When the National Party forced the universities to impose a racial test on entry Kuper wrote a bitter satire on the new tribal colleges, and despite the urgings of his friend Alan Paton he reluctantly decided to emigrate. In 1961 he accepted a position at the University of California, Los Angeles, where he remained until his retirement, serving for four years as Director of the African Studies Center. In 1963 his brother, my father, a judge in South Africa, was murdered, and Leo's commitment to peaceful social change became yet firmer. He published ground- breaking theoretical accounts of race and ethnic relations in plural societies, and then moved on to the great problem of genocidal violence.

In a series of three important books he analysed the major genocides of the 20th century, describing the factors that put a society at risk of genocidal violence and trying to identify forces that might prevent it (The Pity of it All, 1977; Genocide, 1981; and The Prevention of Genocide, 1985). The research was painful. For years he steeped himself in first-hand reports of the most hideous crimes, and I think he could hardly have borne it sometimes without the love and support of his wife, the anthropologist Hilda Kuper. Leo's gentle consideration and Hilda's warmth and hospitality made their home in Westwood Village a friendly and civilised haven for many intellectuals, refugees, students and friends of their daughters. Hilda's death in 1992 was a terrible blow.

He also set up an organisation, International Alert, with the help of Lord Young of Dartington, that was designed to provide early warning of ethnic violence, but he despaired of the record of the established international agencies. Writing of the massacres of Tutsi and Hutu in Rwanda and Burundi in the Sixties, he came to the conclusion that the intervention of international agencies and foreign governments had caused more deaths than they had prevented.
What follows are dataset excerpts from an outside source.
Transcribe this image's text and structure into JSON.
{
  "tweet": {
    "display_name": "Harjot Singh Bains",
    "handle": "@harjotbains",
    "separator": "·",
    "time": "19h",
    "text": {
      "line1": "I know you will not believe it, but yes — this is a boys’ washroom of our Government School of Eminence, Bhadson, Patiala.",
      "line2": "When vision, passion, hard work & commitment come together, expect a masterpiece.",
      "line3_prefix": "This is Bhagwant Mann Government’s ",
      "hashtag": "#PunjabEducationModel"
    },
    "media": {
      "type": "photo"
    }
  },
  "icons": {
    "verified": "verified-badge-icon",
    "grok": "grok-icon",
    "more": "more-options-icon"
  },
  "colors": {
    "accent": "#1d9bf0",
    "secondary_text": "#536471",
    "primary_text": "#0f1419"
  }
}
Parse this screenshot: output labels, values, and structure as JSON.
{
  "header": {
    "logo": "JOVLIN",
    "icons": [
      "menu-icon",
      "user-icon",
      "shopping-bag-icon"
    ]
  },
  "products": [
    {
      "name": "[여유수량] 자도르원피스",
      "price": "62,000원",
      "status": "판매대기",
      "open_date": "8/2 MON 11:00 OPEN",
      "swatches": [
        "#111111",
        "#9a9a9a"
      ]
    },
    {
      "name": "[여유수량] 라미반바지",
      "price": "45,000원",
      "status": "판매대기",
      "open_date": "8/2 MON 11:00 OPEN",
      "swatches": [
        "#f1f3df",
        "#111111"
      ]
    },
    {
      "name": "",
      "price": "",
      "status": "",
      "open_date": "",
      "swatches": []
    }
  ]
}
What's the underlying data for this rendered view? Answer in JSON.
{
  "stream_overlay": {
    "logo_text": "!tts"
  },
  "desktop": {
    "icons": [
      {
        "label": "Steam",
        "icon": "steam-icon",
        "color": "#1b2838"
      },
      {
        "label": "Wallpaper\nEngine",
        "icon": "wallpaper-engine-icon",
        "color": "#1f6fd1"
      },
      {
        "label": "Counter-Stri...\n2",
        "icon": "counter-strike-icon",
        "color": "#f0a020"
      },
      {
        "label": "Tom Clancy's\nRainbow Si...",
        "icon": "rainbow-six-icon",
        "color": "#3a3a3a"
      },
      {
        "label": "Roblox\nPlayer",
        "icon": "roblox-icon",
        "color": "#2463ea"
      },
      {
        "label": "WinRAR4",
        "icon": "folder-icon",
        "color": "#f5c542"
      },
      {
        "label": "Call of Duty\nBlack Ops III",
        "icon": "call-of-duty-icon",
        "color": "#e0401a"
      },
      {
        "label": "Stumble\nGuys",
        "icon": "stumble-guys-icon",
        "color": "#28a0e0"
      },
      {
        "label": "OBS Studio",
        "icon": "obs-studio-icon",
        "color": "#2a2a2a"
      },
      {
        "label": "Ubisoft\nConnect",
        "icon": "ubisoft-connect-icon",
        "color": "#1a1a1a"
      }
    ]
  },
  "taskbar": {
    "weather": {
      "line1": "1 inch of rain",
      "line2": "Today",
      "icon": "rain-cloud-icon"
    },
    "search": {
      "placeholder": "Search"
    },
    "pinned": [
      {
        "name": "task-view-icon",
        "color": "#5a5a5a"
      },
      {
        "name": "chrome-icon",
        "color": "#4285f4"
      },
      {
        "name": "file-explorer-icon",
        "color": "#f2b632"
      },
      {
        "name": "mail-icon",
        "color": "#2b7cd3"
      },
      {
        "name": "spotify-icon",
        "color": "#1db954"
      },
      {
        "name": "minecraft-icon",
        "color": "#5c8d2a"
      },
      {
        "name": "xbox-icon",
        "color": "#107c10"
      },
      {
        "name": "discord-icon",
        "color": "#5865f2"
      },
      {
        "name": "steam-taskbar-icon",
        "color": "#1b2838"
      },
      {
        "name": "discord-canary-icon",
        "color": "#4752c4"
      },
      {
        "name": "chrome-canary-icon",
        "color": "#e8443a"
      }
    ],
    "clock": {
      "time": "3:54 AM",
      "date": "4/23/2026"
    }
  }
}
His unflinching analyses have a gruesome relevance to the horrors taking place today in the killing fields of Central Africa. He drove himself very hard, because he knew that there were not many scholars who could bear to contemplate these terrible events. For 20 years he was dealing with crimes that challenge any faith, but though he turned against religion he never lost the hope that the great social evils might be mitigated through informed intervention. If there was a Peace Prize for social scientists, Professor Michael Bantom once wrote, it would have been awarded first to Leo Kuper.